The imagery that cover artist Herb Trimpe evokes of the Smelting Pool is truly frightening, and it’s these scenes, especially the cover for that issue, that tore a hole right into my soul as a kid. I mean just look at the robot at the bottom of the cover. That bulging eye, the gaze of half terror, half acceptance, the melting hand half-grasping. Chilling.  CHILLING!

   

Ultimately Scrounge is half-melted before Blaster makes his way to the pol to attempt a rescue, and it’s revealed that he is too far gone to be saved. He hands off a copy of the recording to Blaster before dropping back down into the pool and melting into oblivion. Jesus Christ. This still gives me chills almost 35 years later. I don’t think I’d really witnessed characters being killed off like that before. I mean this was before Batman: A Death in the Family and the Death of Superman, though sure there was death in comics before. I just hadn’t read anything like that, and not in a comic that is so specifically geared towards kids (pun fully intended.) This issue was so disturbing to me that it kept me from picking up any other issues of the Transformers comic for years after that for fear I’d be exposed to other extinguished sparks. The one-two punch of that and then the death of Optimus Prime is one hell of a deep scar that really has shaped who I am as a person to this day.

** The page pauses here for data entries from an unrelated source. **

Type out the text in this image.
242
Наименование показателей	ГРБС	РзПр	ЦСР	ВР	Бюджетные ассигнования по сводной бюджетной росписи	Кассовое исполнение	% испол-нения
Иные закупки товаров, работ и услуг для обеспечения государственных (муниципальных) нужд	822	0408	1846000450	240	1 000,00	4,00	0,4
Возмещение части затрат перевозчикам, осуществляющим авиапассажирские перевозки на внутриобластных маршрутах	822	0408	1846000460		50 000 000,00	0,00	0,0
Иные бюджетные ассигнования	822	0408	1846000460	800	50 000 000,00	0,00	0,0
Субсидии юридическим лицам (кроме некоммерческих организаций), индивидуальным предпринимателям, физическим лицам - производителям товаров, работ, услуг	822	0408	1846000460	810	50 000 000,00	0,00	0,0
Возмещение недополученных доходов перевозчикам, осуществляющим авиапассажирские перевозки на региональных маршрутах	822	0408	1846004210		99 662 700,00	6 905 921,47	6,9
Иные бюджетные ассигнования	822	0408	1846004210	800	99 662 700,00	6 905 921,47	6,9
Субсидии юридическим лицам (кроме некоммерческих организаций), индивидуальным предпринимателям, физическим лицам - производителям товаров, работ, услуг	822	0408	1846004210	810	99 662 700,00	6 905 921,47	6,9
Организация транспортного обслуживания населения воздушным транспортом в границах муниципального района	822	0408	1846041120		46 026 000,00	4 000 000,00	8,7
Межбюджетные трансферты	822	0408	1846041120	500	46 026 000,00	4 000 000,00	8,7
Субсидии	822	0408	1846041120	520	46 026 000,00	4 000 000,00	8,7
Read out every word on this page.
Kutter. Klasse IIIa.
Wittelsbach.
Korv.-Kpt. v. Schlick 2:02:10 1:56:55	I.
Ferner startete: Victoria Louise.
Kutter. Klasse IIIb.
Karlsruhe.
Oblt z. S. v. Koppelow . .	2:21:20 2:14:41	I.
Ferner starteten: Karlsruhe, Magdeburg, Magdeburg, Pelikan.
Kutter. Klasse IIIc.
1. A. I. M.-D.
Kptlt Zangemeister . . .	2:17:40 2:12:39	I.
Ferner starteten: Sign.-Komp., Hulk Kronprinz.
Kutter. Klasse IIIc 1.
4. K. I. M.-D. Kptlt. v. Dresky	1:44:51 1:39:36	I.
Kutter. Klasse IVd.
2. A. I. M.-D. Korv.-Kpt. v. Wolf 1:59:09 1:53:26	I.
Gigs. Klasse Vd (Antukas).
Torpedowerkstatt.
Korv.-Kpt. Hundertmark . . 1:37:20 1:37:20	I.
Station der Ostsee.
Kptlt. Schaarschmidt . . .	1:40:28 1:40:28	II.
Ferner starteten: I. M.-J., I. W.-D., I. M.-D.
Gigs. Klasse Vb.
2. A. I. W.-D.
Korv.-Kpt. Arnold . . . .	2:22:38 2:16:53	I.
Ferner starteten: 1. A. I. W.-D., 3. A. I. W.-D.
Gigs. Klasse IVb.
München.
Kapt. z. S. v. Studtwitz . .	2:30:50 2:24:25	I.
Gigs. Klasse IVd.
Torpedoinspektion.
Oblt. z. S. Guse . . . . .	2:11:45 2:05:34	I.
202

As an added bonus, here’s another take on that fateful cover art. The issue was collected in a digest compilation a year or so after it originally debuted and the striking cover was reused, though it was also recolored, I believe to tone down the disturbing imagery. Personally I prefer the monochromatic original even though it still makes the hair on the back of my neck raise whenever I scope it. One last side note, if you look carefully at the top of the cover, right under the logo by the Decepticon temple, you can see the shadowy figures of a few Decepticons, in particular a seeker (most likely Starscream) and Soundwave. This is weirdly misleading as those characters are both not in the issue and not even on Cybertron at this point.